With Industrial Internet of Things (IIoT) technology, sensors are attached to physical assets, which gather data, store it, and employ analytics and machine learning to derive business intelligence and take appropriate action. In a perfect world, this chain of events occurs seamlessly, with no hiccups between asset and business decision — and no security risk.
That’s in a perfect world.
The IIoT is bringing about huge disruption in the industrial sector. On one hand, this disruption can be a good thing, a sign of growth and evolution; however, there is a potential downside and even danger with all this change. The 2020 State of Operational Technology and Cybersecurity Report from Fortinet provides some unsettling numbers:
- High risk – Ninety percent of organizations have experienced at least one operational technology (OT) system intrusion in the past year — up 19 percent from 2019; 65 percent of organizations have experienced three or more intrusions — up 18 percent from 2019
- Noncompliance – Forty-four percent of organizations don’t track and report compliance with industry regulations or with security standards
This situation can be seen as an inevitable outcome as more sensors and devices means invariably an expanded attack surface. But an already difficult situation becomes more difficult when decision-makers attempt to put out each little fire that breaks out.
“With all these new connections, and inevitable points of weakness, the risk is definitely there,” said Interware Systems Managing Partner Ed Fung. “Unfortunately leaders may opt to cover each new exposure as soon as it appears. It’s a well-meaning approach but it results in higher infrastructure complexity. As visibility is a foundation stone of strong security — the ability to see everything — then this approach seems unhelpful, and in the long run dangerous.”
Seeing is security
Breaches can bring reduced productivity, theft of intellectual property, and brand trust and revenue. Many find that avoiding breaches — as many as possible — begins with an acknowledgement of the critical importance of system visibility, and the tie between impaired or even partial visibility and security risk.

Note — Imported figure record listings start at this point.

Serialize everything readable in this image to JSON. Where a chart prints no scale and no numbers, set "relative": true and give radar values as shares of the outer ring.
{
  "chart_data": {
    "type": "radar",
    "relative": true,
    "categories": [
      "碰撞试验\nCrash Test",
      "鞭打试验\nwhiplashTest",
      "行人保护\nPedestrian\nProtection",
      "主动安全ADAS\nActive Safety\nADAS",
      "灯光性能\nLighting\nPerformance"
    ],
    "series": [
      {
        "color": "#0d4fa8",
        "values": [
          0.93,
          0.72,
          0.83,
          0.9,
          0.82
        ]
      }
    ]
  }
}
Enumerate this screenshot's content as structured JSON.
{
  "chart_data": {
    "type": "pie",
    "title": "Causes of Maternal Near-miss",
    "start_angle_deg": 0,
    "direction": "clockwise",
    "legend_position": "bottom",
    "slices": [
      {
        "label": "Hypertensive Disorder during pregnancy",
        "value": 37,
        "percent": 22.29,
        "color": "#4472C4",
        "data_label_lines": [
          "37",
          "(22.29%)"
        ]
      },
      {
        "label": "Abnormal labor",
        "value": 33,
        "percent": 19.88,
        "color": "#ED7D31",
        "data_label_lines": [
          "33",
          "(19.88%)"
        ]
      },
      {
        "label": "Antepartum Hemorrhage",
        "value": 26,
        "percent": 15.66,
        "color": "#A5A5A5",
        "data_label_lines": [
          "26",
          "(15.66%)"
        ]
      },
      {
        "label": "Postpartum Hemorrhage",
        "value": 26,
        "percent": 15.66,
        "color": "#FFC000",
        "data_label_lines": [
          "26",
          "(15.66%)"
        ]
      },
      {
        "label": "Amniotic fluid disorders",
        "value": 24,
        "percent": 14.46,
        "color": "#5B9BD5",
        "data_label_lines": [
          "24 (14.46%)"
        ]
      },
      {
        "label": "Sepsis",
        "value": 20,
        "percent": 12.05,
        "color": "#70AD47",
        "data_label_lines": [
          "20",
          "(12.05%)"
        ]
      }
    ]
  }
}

“The importance of ‘system sight’ really cannot be overstated,” said Fung. “Industrials are being hit with malware attacks left and right, and that’s terrible, but the root of the problem is that so many of these organizations don’t have true centralized visibility on the security of their environments. That’s like going into battle partially blind.”
Complexity is the true enemy of IIoT-era industrials. The average company employs 75 individual security solutions, many of which might address only one or two vulnerabilities or compliance requirements. While this number might be lower in OT environments, the employment of multiple, and often many, point security solutions in OT is a real problem.
“A lot of OT professionals will admit to employing fragmented point security solutions,” said Fung. “And you have still others who will tell you they hold to no OT security architectural strategy at all. This is not just complexity — this is complexity plus a lack of conviction as to what needs to be done to tighten things up.”
With multiple disparate products in use, threat intelligence is not shared across the entire infrastructure. This means long response times to security events that increase the likelihood that operations will be compromised and disrupted.
Security without compromise
Industrial organizations want to reduce their risk. They want to ensure the operational integrity of their systems. In order to do that, they must do a deep dive on their existing security architecture. It can be dirty work, but the potential payback is enormous: improved compliance management, increased operational uptime, lighter workflow burdens, the remedying of access management issues, and clear system visibility and top-tier protection across the entire system.